The statue is planned for near Bouligny Plaza, facing Main Street and Victor’s Cafeteria in downtown New Iberia. Shirley Scarpetta, a Houston-area artist, will create the piece.
“We’ll have him looking forward, wearing jeans, boots, a cowboy hat and flannel shirt,” said local artist Paul Schexnayder, who is chairing the effort to raise $125,000 for the statue and for the costs of the surrounding landscape to complement it.
Schexnayder said the effort to collect the funds and build the statue was launched about a year ago. It developed because of the city’s affection for Burke, who has connections to the annual literary festival in New Iberia and whose many books lure streams of tourists to visit Iberia Parish.
Schexnayder said although the statue idea is not new, this effort seems to have created more interest from the author, now 84, who, outside of promoting his books, is a “humble” man who avoids publicity.
A kiosk may be moved to the intended area for the statue and a countdown may begin on the fund drive. The effort has raised about $30,000 so far, and Schexnayder said a renewed fundraiser may help.
Schexnayder said other Southern authors have statues erected in their honor in their hometowns and fans love to have their photos taken by them. An appropriate statue would provide another stop for tourists to New Iberia, who already scour the landscape for sightings of where Burke’s fictional characters have roamed.
Scarpetta said it would take about four to six months to create the statue after funds are raised. She said she has had discussions with the committee but has not begun planning the statue.

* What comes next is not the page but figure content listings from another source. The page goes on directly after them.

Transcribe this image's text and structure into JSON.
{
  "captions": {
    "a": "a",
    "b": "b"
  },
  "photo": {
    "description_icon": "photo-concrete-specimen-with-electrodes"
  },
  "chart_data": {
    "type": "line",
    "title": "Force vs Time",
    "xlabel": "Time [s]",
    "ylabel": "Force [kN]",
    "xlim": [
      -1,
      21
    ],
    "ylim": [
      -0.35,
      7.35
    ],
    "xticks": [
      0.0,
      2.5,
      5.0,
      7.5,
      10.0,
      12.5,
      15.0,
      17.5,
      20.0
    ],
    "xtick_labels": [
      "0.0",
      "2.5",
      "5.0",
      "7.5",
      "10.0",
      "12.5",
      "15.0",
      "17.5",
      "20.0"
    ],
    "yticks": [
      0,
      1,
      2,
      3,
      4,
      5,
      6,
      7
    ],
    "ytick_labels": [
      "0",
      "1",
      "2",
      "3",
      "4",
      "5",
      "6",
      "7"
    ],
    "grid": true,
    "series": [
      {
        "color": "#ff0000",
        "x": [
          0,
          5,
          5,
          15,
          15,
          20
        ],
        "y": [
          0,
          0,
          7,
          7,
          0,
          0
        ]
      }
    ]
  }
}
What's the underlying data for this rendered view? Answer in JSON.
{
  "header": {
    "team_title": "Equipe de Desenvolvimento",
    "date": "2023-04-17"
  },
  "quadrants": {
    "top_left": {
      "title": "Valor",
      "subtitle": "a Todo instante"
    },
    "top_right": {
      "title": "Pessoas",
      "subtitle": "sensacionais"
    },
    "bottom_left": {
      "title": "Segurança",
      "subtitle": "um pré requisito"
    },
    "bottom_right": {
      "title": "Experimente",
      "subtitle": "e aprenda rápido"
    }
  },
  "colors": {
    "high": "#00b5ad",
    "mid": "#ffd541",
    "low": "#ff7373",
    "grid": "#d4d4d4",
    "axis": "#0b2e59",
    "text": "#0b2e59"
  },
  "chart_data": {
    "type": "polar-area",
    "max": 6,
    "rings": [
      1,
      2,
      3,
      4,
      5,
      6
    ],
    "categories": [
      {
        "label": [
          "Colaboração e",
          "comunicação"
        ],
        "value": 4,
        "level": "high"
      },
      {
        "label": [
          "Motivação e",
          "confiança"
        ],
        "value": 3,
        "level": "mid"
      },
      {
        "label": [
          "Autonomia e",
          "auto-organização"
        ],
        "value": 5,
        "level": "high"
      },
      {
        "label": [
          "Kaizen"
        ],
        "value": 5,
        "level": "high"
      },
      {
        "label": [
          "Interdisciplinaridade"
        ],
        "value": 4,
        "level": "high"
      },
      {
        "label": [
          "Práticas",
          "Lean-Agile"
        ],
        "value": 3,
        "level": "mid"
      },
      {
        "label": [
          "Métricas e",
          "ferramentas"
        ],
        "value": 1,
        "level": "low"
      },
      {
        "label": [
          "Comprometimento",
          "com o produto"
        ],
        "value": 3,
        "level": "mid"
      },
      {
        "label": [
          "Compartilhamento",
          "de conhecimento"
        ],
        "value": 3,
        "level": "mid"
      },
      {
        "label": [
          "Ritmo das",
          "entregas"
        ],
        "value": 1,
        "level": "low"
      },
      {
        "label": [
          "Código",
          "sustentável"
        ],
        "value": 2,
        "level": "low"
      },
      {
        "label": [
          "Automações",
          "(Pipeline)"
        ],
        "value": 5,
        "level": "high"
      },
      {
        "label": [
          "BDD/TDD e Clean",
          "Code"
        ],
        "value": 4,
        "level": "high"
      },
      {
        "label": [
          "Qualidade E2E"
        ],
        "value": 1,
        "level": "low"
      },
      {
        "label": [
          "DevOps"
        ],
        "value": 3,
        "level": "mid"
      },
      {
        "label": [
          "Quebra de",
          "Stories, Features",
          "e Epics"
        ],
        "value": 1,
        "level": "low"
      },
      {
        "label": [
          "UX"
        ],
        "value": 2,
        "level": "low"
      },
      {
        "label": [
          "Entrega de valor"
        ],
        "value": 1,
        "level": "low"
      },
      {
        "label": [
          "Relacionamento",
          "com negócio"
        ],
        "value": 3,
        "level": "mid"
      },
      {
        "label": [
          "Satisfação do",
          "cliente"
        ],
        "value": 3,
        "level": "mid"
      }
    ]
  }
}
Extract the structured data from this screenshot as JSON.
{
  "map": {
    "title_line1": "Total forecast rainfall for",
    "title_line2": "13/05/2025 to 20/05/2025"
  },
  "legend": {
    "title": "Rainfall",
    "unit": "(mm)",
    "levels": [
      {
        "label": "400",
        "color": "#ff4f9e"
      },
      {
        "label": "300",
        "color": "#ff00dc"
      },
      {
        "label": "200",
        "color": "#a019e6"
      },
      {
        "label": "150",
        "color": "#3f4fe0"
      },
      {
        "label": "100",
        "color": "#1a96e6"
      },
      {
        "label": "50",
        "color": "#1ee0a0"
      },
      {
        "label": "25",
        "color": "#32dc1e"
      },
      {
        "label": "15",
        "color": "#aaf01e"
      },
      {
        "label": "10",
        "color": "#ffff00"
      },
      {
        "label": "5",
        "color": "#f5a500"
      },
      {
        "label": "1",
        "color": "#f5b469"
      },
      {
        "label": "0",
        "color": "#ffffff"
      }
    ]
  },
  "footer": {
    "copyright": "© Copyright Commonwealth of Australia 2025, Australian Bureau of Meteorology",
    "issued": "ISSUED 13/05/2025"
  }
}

“Paul wants to wait until the funds are there,” she said. What she creates, she said, will depend upon what the committee wants — perhaps Burke with his signature hat, maybe holding a book.
Scarpetta began sculpting in 2007. She made her first large piece of public art about 10 years ago and went full time in her work about five years ago. She works in Tomball, a city of about 12,000 people outside of Houston.
She said she has done some research on Burke and his body of work in preparation for sculpting Burke’s image.